Bridges

When I was invited to make a Happy Birthday video, I found myself at the overlook for the Golden Gate Bridge welcoming the sunrise.  The bridge looks so stable from above.  It is stable and yet I’m reminded of May 24, 1987.  

To celebrate its 50th anniversary, the bridge was closed to traffic and opened to walking.  My youngest son and I were there early for the event, and received a piece of the banner as it was cut.  As we started across we met people coming from the SF side.  Because we were first, we got through easily and walked along the bay through the city to the ferry building.  Returning on the ferry, we were shocked to see the bridge flatten out.  No one expected 300,000 people to show up and meet in the middle.  It was claustrophobic gridlock.  For us on the ferry, it was slightly unnerving to see bridge without its curve, and clearly it didn’t fall.

Yesterday in a Sensory Awareness workshop, Misty Hannah led us with the image of bridges, the bridges within us, and the bridges connecting us.  I saw suspension bridges in Nepal and another saw stone bridges in northern England.  It was an invitation of exploration.

What kind of bridges swing or hold steady within us and between us?  Where do we find support?

I thought of the game Chutes and Ladders, visualized and felt an up and down flow within.
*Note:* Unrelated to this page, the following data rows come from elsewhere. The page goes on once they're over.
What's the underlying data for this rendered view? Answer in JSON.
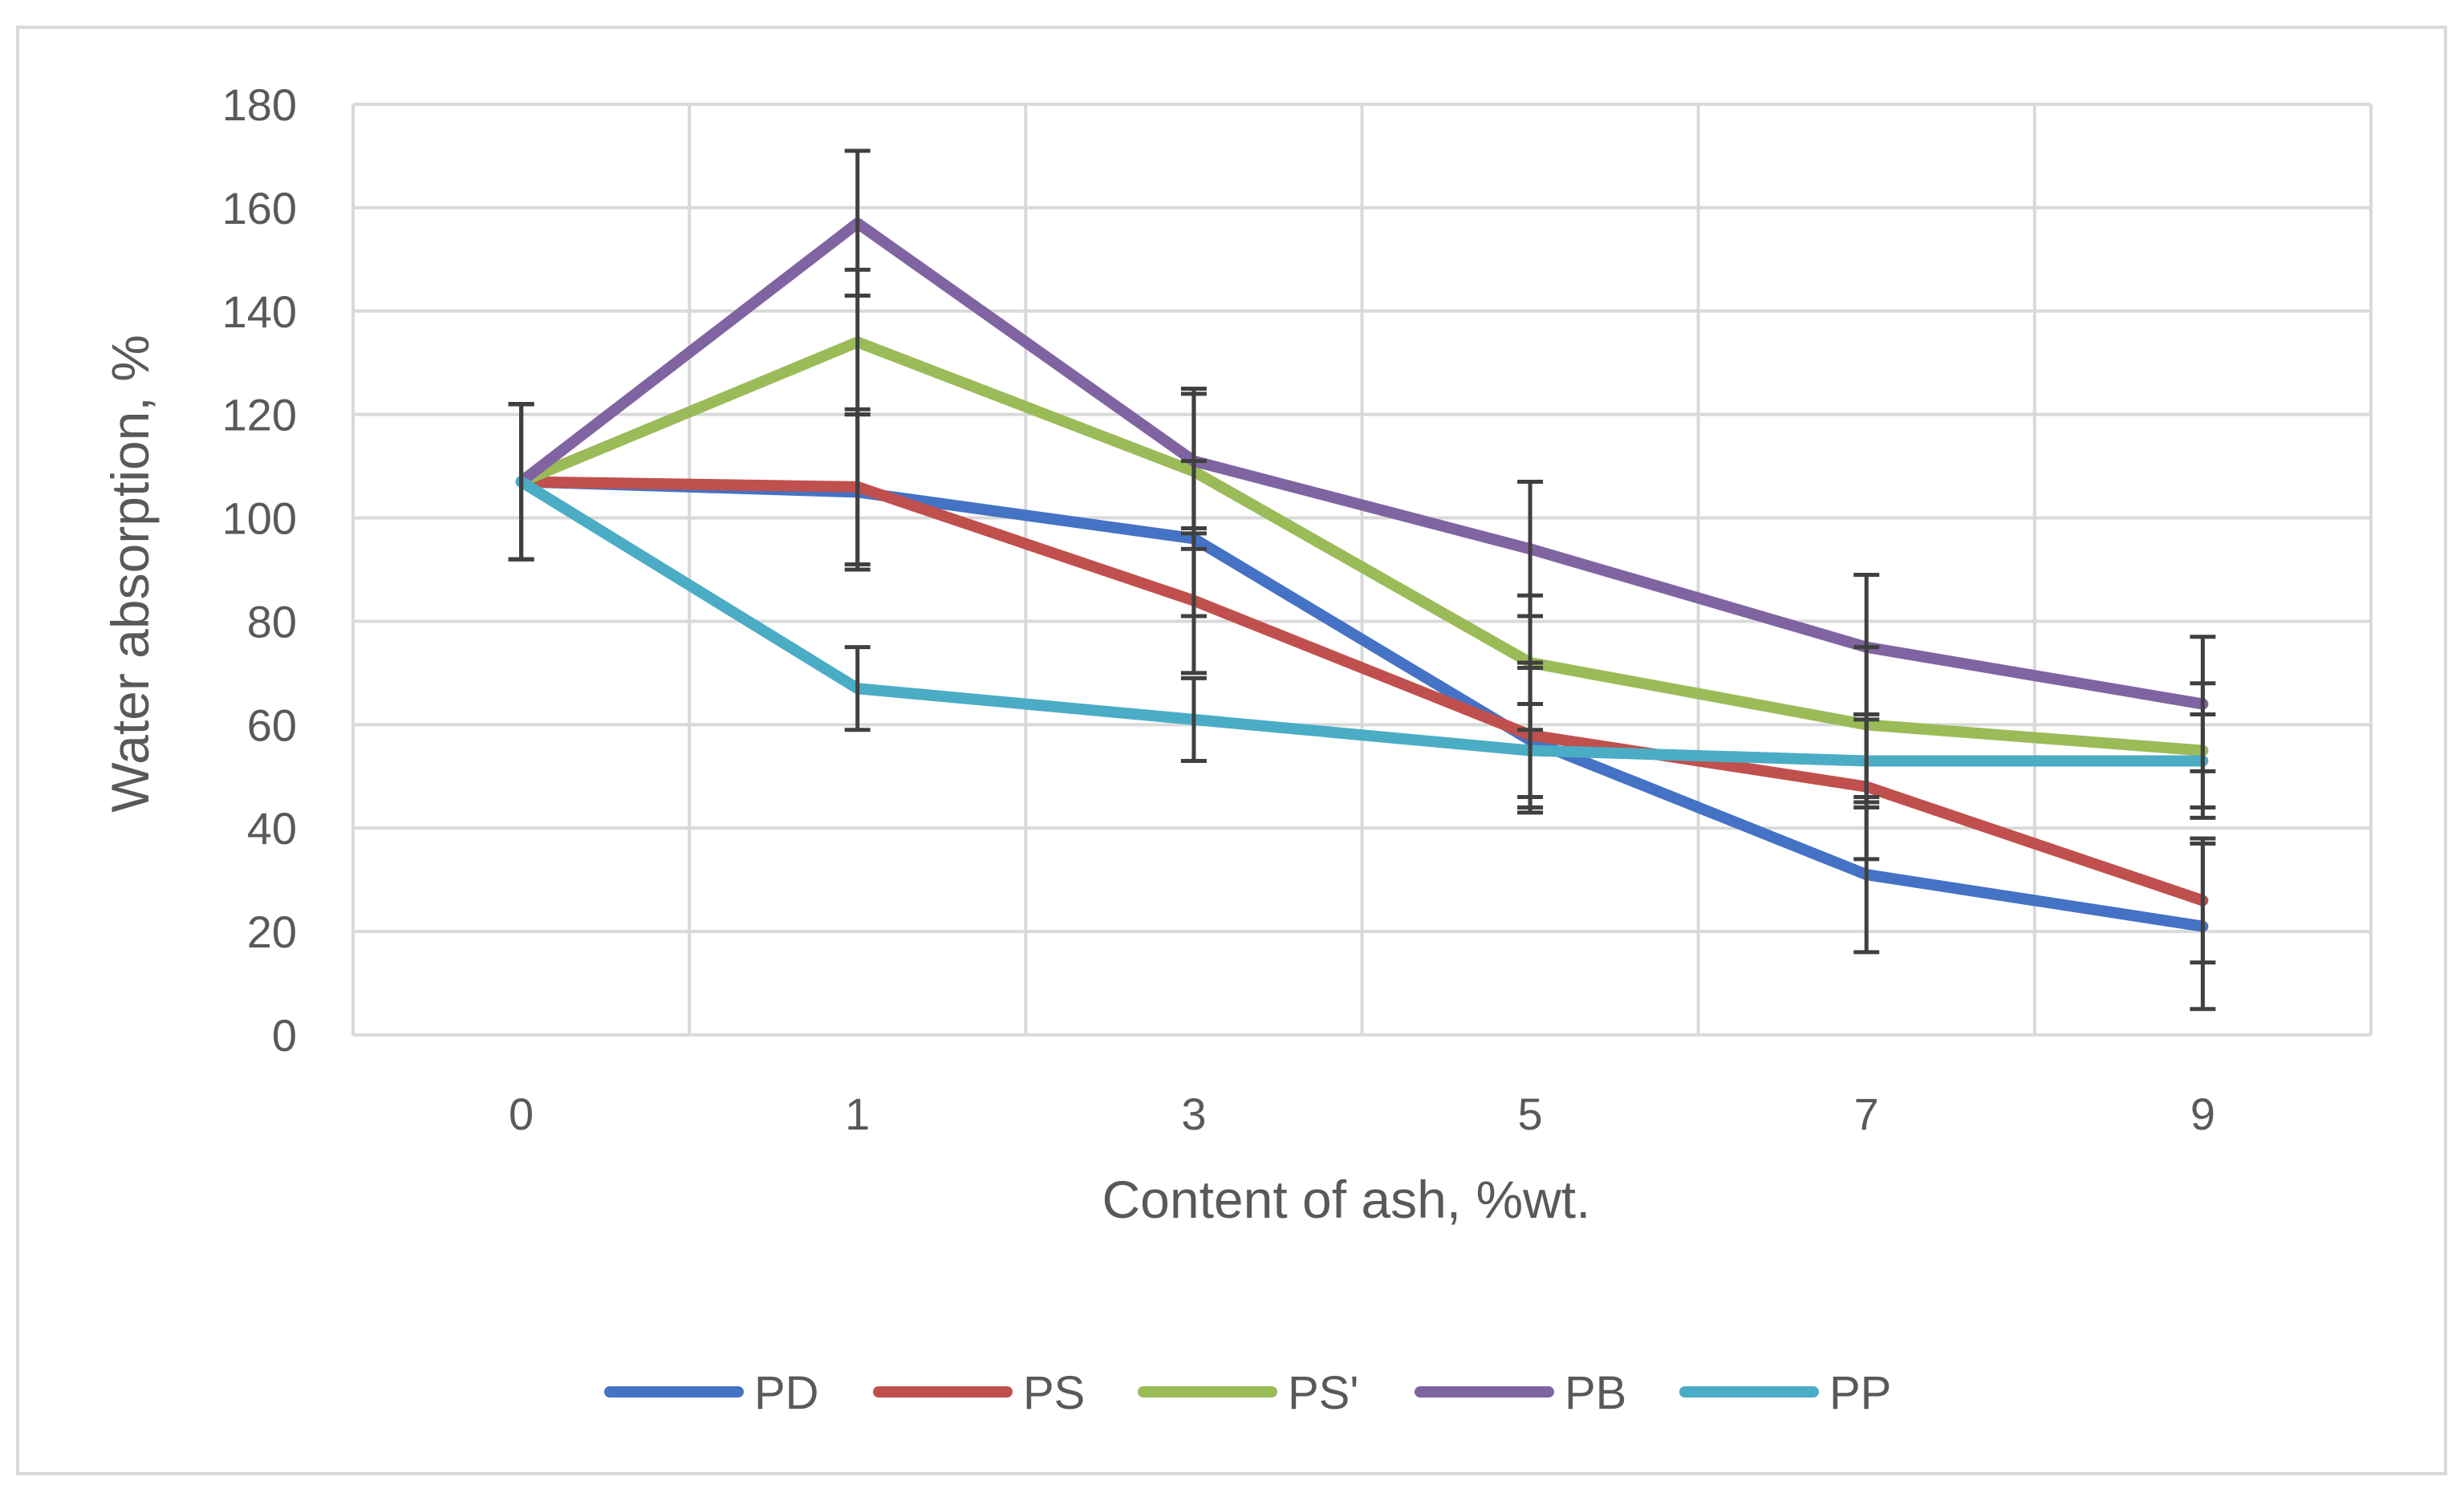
{
  "chart_data": {
    "type": "line",
    "title": "",
    "xlabel": "Content of ash, %wt.",
    "ylabel": "Water absorption, %",
    "categories": [
      "0",
      "1",
      "3",
      "5",
      "7",
      "9"
    ],
    "ylim": [
      0,
      180
    ],
    "yticks": [
      0,
      20,
      40,
      60,
      80,
      100,
      120,
      140,
      160,
      180
    ],
    "ytick_labels": [
      "0",
      "20",
      "40",
      "60",
      "80",
      "100",
      "120",
      "140",
      "160",
      "180"
    ],
    "grid": true,
    "legend_position": "bottom",
    "series": [
      {
        "name": "PD",
        "color": "#4472C4",
        "values": [
          107,
          105,
          96,
          57,
          31,
          21
        ],
        "errors": [
          15,
          15,
          15,
          14,
          15,
          16
        ]
      },
      {
        "name": "PS",
        "color": "#C0504D",
        "values": [
          107,
          106,
          84,
          58,
          48,
          26
        ],
        "errors": [
          15,
          15,
          14,
          14,
          14,
          12
        ]
      },
      {
        "name": "PS'",
        "color": "#9BBB59",
        "values": [
          107,
          134,
          109,
          72,
          60,
          55
        ],
        "errors": [
          15,
          14,
          15,
          13,
          15,
          13
        ]
      },
      {
        "name": "PB",
        "color": "#8064A2",
        "values": [
          107,
          157,
          111,
          94,
          75,
          64
        ],
        "errors": [
          15,
          14,
          14,
          13,
          14,
          13
        ]
      },
      {
        "name": "PP",
        "color": "#4BACC6",
        "values": [
          107,
          67,
          61,
          55,
          53,
          53
        ],
        "errors": [
          15,
          8,
          8,
          9,
          9,
          9
        ]
      }
    ]
  }
}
Misty shared with us a tribe in Mexico who greets not with Hello, but with “Are you here?” or “You are here.”   They may add “How is your heart today?

How is your heart today?

When I ask myself how my heart is, I feel a swing of response as my lungs move in and out, responsive beacons of support.
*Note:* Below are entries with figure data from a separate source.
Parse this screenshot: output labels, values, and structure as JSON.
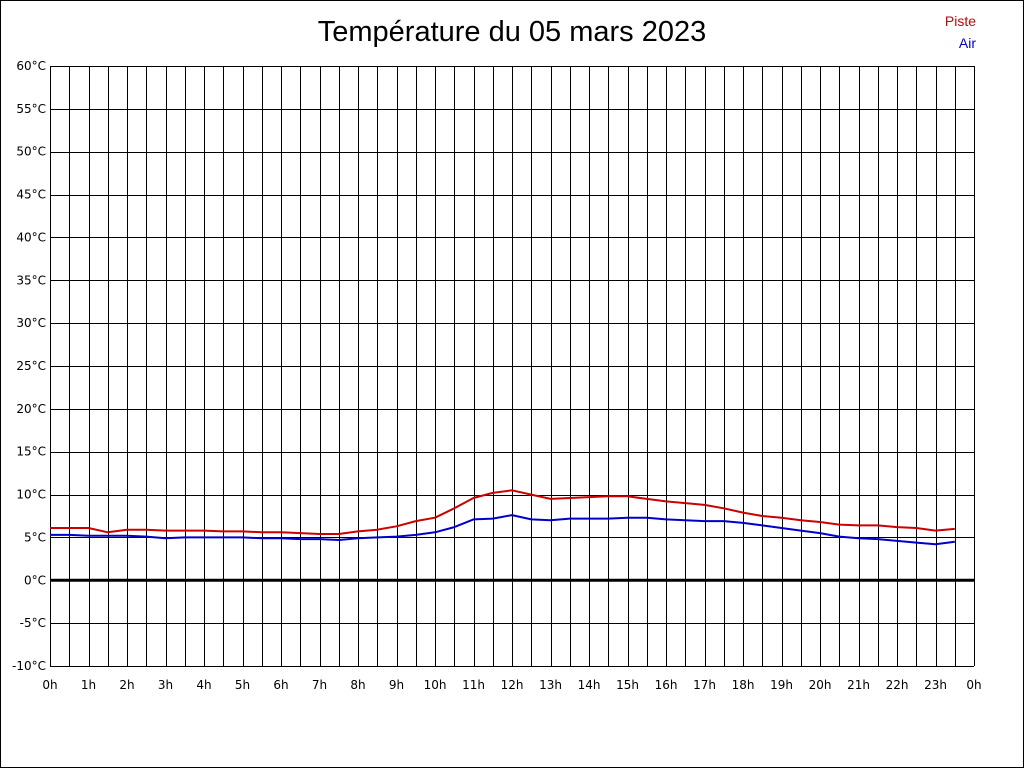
{
  "chart_data": {
    "type": "line",
    "title": "Température du 05 mars 2023",
    "ylim": [
      -10,
      60
    ],
    "yticks": [
      "60°C",
      "55°C",
      "50°C",
      "45°C",
      "40°C",
      "35°C",
      "30°C",
      "25°C",
      "20°C",
      "15°C",
      "10°C",
      "5°C",
      "0°C",
      "-5°C",
      "-10°C"
    ],
    "ytick_values": [
      60,
      55,
      50,
      45,
      40,
      35,
      30,
      25,
      20,
      15,
      10,
      5,
      0,
      -5,
      -10
    ],
    "xlim": [
      0,
      24
    ],
    "xticks": [
      "0h",
      "1h",
      "2h",
      "3h",
      "4h",
      "5h",
      "6h",
      "7h",
      "8h",
      "9h",
      "10h",
      "11h",
      "12h",
      "13h",
      "14h",
      "15h",
      "16h",
      "17h",
      "18h",
      "19h",
      "20h",
      "21h",
      "22h",
      "23h",
      "0h"
    ],
    "grid": true,
    "zero_line": true,
    "legend_placement": "top-right",
    "x": [
      0,
      0.5,
      1,
      1.5,
      2,
      2.5,
      3,
      3.5,
      4,
      4.5,
      5,
      5.5,
      6,
      6.5,
      7,
      7.5,
      8,
      8.5,
      9,
      9.5,
      10,
      10.5,
      11,
      11.5,
      12,
      12.5,
      13,
      13.5,
      14,
      14.5,
      15,
      15.5,
      16,
      16.5,
      17,
      17.5,
      18,
      18.5,
      19,
      19.5,
      20,
      20.5,
      21,
      21.5,
      22,
      22.5,
      23,
      23.5
    ],
    "series": [
      {
        "name": "Piste",
        "color": "#cc0000",
        "values": [
          6.1,
          6.1,
          6.1,
          5.6,
          5.9,
          5.9,
          5.8,
          5.8,
          5.8,
          5.7,
          5.7,
          5.6,
          5.6,
          5.5,
          5.4,
          5.4,
          5.7,
          5.9,
          6.3,
          6.9,
          7.3,
          8.4,
          9.6,
          10.2,
          10.5,
          10.0,
          9.5,
          9.6,
          9.7,
          9.8,
          9.8,
          9.5,
          9.2,
          9.0,
          8.8,
          8.4,
          7.9,
          7.5,
          7.3,
          7.0,
          6.8,
          6.5,
          6.4,
          6.4,
          6.2,
          6.1,
          5.8,
          6.0
        ]
      },
      {
        "name": "Air",
        "color": "#0000cc",
        "values": [
          5.3,
          5.3,
          5.2,
          5.2,
          5.2,
          5.1,
          4.9,
          5.0,
          5.0,
          5.0,
          5.0,
          4.9,
          4.9,
          4.8,
          4.8,
          4.7,
          4.9,
          5.0,
          5.1,
          5.3,
          5.6,
          6.2,
          7.1,
          7.2,
          7.6,
          7.1,
          7.0,
          7.2,
          7.2,
          7.2,
          7.3,
          7.3,
          7.1,
          7.0,
          6.9,
          6.9,
          6.7,
          6.4,
          6.1,
          5.8,
          5.5,
          5.1,
          4.9,
          4.8,
          4.6,
          4.4,
          4.2,
          4.5
        ]
      }
    ]
  }
}
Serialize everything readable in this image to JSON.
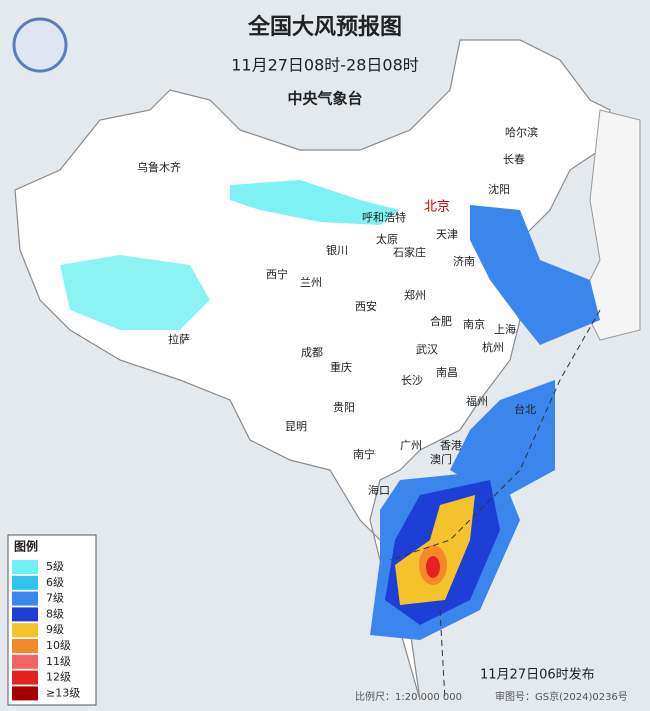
{
  "header": {
    "title": "全国大风预报图",
    "subtitle": "11月27日08时-28日08时",
    "agency": "中央气象台"
  },
  "cities": [
    "北京",
    "哈尔滨",
    "长春",
    "沈阳",
    "乌鲁木齐",
    "呼和浩特",
    "天津",
    "太原",
    "石家庄",
    "银川",
    "济南",
    "西宁",
    "兰州",
    "郑州",
    "西安",
    "合肥",
    "南京",
    "上海",
    "拉萨",
    "成都",
    "武汉",
    "杭州",
    "重庆",
    "南昌",
    "长沙",
    "福州",
    "贵阳",
    "台北",
    "昆明",
    "广州",
    "香港",
    "澳门",
    "南宁",
    "海口"
  ],
  "legend": {
    "title": "图例",
    "items": [
      {
        "label": "5级",
        "color": "#6ff0f2"
      },
      {
        "label": "6级",
        "color": "#2fc4ee"
      },
      {
        "label": "7级",
        "color": "#3b86ec"
      },
      {
        "label": "8级",
        "color": "#1d3fd6"
      },
      {
        "label": "9级",
        "color": "#f4c22b"
      },
      {
        "label": "10级",
        "color": "#f5892a"
      },
      {
        "label": "11级",
        "color": "#f26262"
      },
      {
        "label": "12级",
        "color": "#e52222"
      },
      {
        "label": "≥13级",
        "color": "#a80000"
      }
    ]
  },
  "footer": {
    "issued": "11月27日06时发布",
    "scale": "比例尺：1:20 000 000",
    "review": "审图号：GS京(2024)0236号"
  }
}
I feel fluidity in my spine, a bridge connecting head and sacrum.

All of this flows through me today as I wake in the dark, the moon still shining in the sky.

My son and his wife got their long-awaited rescue greyhound yesterday.  She is a beauty, small and young.  She was never on the track and naturally is her own self so she is different than their first rescue greyhound Senna who passed away last year.  

I’m so happy for them and for her.  Bridges of love and connection brought her to them as she was rescued from Florida, and brought to Denver, and now she is here in their home, her home.  Her track name is Rumor, but they have named her Ebi because she is small.

Beauty and Love.  Bridges of connection. My heart is full. 
  

Ebi!

Howl

Last night word in the “hood” was out.  At 8:00, go outside and howl, and people did, and it was lovely, lively, fun, and inspiring. We couldn’t see anyone. It was dark, but we’re not alone, and we live in community, and we love to howl.

Let your voice be heard in all its curves, high and low and in the cracks and through the seams. Howl! Be the wolf and the coyote. Get together, though not too close, and howl!

My husband and I are beginning to get on each other’s nerves.  Three meals together every day is lovely at first, and for a long time, but yesterday I found myself reading an article on how the astronauts on the space station deal with enclosure and isolation. They’re chosen for it and trained. They have tools, ways to release, though no one mentioned howling. I’m wondering if gravity affects the howl. It must join in as a companion when we howl on earth, I’m not sure how it reverberates in a container in space. Instead, writing poetry came up as a way to go within and release when confined.

My sage advice for today is write a poem and Howl.  Think of Allen Ginsberg and his poem “Howl”, and let go.  He had to grow and develop the breath to write and read those long lines. Do the same. Play with the length and strength of your breath. Be the Howl because it appears social isolation is here for awhile, and when, it’s over, imagine how much we’ll love to Hug, and place our voices together and dance knowing we’re in this together. We are one Tribe!